Nearly half of women’s clothes for sale on some of the leading online websites are made entirely from new plastics, according to a study.
Research by the charity the Royal Society for the Arts (RSA) looked at 10,000 items being sold by Boohoo, Prettylittlething, Missguided, and Asos.
It found on average 49% were made of polyester, acrylic, nylon, and elastane.
The RSA said the numbers varied by an outlet with Asos using comparatively less new plastic than the others.
The study found that 60% of Boohoo’s women’s clothing and 57% of Boohoo-owned Prettylittlething’s were made entirely from new plastics.
Missguided had 42% of its items made entirely from new plastics and Asos 36%.
The RSA also said that the study found that on average, just 3% of clothes that contained any plastics used recycled plastics – “although this rises to 6% among items from Asos”.
Missguided’s head of sourcing and product technology Paul Smith said the company was “proud of the progress it had made” and that all its own-brand products were packaged and despatched in 100% recycled plastic. However, it added: “We agree there’s more to do.”
The company said it had “committed to making sure 10% of our products will use recycled fibers by the end of 2021 and 25% by the end of 2022”.
Asos said the figures reflected positively on it, but like the rest of the industry, it recognized more needed to be done.
The study for the report Fast Fashion’s Plastic Problem, was carried out between 11 and 29 May. The researchers looked at more than 2,500 recently added items from each website, spread across different product categories.
The RSA said the plastic used large amounts of energy and created environmental damage in their production and could take thousands of years to break down.
It added that a “throwaway culture”, meant that “the bulk of these garments are ending up in landfill”.
“The sheer volume of clothing produced by these websites is shocking – we should see many of these items, which go for rock-bottom prices, as akin to other short-lived plastics. The nature of fast fashion trends means they are not designed to have long lives in our wardrobes,” said the report’s co-author Josie Warden.
The RSA is calling for action to cut down on the use of plastic in fashion items.
It wants to government to look at introducing a plastics tax on clothes imported into or produced in the UK.
It says websites should come up with ways of promoting second-hand clothing, “along the lines of Depop and Asos’ marketplace” and to publish figures on how much plastic they use.

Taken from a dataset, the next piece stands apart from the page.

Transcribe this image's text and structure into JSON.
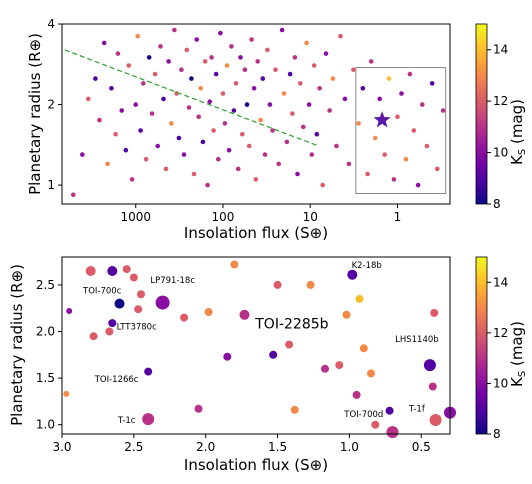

And it is encouraging consumers to buy less and keep clothes for longer, rather than only wearing garments a “handful of times”.
Asos said its prices were not at “throwaway” levels and disputed the report’s description of it as a fast-fashion retailer.
It pointed out it does publish information about fabrics and their care, including on a new page on its website about how to care for clothes in a more environmentally friendly way.
It said it is encouraging that the RSA figures reflected positively on it because shifting to more sustainable materials was a key element of its Fashion With Integrity program.
However, it said like the rest of the industry it recognized there was much more work to do and that it was continually reviewing and developing programs to minimize its impact on people and the planet.
‘Mountain to climb’
Boohoo has published its Up Front strategy which sets an “ambitious” goal of all polyester and cotton being recycled or more sustainable for 2025.
However, the RSA report said the company had a “mountain to climb” to meet this target.
Boohoo said: “Solutions to these complex challenges require collaboration which is why we are delighted with the response from our existing and new suppliers to help us identify innovative solutions to achieve this target,” a spokesperson said.
Boohoo is a member of the Sustainable Apparel Coalition and a signatory of Textiles 2030.
“We’ve engaged with our customers extensively through focus groups and a recent survey, that received over 14,500 responses, to understand their attitudes to textile waste,” the spokesperson added.
“What they tell us is that the price they pay does not determine how long they keep an item of clothing and 88% said that they use either charity shops or resale sites as a responsible form of disposal, throwing an item away is an absolute last resort for them.”